Why these re-publishing scams target back-list titles

You are the product. People try to figure out why the $600 to N-thousand re-publishing fee would be worth anyone’s time. They are thinking small. Twelve plus year old titles have a really high probability of not existing in ebook form. Either they never were or the author deleted their account on the site selling the work. Said self-publisher, who probably spent months or years trying to get a real publisher to publish their work is a target for the “free money” ego stroke.

How it works – Part 1 – The Setup

  • They email, usually direct call, working from a script, talking an author into “republishing.” Usually they just want the EPUB file and cover artwork. Sometimes they ask for the PDFs used to actually print the book. If they ask for those they will also ask for some “display copies” because there is a book fair, usually at a Florida college campus that they wish to display your books. The better scams will even send you a picture of your title on a table or shelf with other titles in what looks like a cheesy convention booth. 
  • Most wait until after that to hit you for anywhere from $600-N-thousand for a joint campaign because they got great feedback on your work from the book fair.

You know, that folding table could have been bought on a garage sale. The usually dark colored cloth “fake walls” you see could just be blankets purchased from Good Will hanging on a rod. They only need twelve square feet anywhere in the world to take that photo.

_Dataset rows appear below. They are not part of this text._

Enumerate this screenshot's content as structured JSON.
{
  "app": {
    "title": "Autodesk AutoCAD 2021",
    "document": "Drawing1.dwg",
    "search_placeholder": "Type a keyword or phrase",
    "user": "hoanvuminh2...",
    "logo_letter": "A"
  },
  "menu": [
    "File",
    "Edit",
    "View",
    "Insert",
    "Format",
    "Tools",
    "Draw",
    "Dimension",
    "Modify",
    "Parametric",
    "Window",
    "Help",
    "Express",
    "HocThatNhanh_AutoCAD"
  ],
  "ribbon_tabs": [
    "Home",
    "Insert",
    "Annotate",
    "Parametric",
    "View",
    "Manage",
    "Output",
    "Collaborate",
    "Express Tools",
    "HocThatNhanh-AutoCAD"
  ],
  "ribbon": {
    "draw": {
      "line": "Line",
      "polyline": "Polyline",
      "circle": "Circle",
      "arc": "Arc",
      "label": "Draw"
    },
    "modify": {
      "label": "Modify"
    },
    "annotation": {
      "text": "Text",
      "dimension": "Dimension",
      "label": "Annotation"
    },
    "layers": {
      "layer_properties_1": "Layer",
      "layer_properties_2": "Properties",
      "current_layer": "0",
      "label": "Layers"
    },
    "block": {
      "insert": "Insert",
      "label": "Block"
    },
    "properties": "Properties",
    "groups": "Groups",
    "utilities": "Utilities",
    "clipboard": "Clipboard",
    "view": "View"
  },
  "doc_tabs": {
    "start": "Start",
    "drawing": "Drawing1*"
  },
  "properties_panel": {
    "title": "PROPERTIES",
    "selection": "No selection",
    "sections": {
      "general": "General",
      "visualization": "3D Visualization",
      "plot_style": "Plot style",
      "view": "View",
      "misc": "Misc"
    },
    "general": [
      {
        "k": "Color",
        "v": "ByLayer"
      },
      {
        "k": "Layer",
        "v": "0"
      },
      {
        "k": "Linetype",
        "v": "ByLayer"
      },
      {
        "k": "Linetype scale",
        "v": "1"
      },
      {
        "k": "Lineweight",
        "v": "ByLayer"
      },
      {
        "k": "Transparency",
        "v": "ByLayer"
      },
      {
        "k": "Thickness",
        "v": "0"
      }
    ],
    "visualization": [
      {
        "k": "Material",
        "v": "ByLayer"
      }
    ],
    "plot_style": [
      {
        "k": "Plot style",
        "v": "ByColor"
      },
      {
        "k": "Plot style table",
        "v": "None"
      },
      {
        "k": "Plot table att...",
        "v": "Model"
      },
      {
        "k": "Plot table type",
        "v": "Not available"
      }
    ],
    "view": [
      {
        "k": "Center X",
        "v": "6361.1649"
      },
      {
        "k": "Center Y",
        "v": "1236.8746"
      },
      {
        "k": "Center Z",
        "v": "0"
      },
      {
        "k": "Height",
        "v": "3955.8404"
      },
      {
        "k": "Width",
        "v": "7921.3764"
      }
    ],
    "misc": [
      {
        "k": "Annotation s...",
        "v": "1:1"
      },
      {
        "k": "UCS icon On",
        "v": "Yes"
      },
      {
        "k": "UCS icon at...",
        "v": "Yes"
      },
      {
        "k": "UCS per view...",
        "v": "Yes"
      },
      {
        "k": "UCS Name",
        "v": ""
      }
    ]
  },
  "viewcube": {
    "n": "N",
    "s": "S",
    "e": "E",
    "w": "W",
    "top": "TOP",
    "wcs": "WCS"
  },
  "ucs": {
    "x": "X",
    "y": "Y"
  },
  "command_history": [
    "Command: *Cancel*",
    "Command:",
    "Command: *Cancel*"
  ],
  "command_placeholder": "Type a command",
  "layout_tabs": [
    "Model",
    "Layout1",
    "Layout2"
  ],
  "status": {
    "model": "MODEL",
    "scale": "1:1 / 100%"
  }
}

How it works – Part 2 – The Fork

Ebook

Epub only strips any DRM your file might have had, adds a set of nasty viruses to the file and re-uploads it to all the big book piracy sites. You are only a small target. The millions of Freetards on the Internet will happily download your “new work.” 

This is why they need 12+ year old titles. To Freetards and the book piracy sites, it’s new. It’s from a time when not many titles were ebook. Nobody has heard of the work. All of your marketing stuff will dutifully be pasted to the piracy site. Freetards will download the virus infested stuff directly to their iMbecile phones, most of which have zero antivirus software, yet the iMbeciles put their credit card, passwords, and banking information on the thing because they want to wave it at checkout.

You aren’t the target, you are the product. Owners of iMbecile phones are the target.

Print

Y’all didn’t read my post about book piracy in India. It used to focus on geek/technology books so Indians could come to America to take American jobs. Now it is everything. India still uses cheap lead based ink. They print and sell your title on the street for a couple of dollars. Many of these scammers are working for tech companies because the tech companies installed book-on-demand printing to avoid tariffs, taxes, and shipping costs of getting training manuals to India.

Again, you are the product, not the target. If they can get you to pay for the print run it’s a win-win.

20,000 books seized

Costs publishing industry an estimated $36 million per year.

This is now spreading to other third world countries.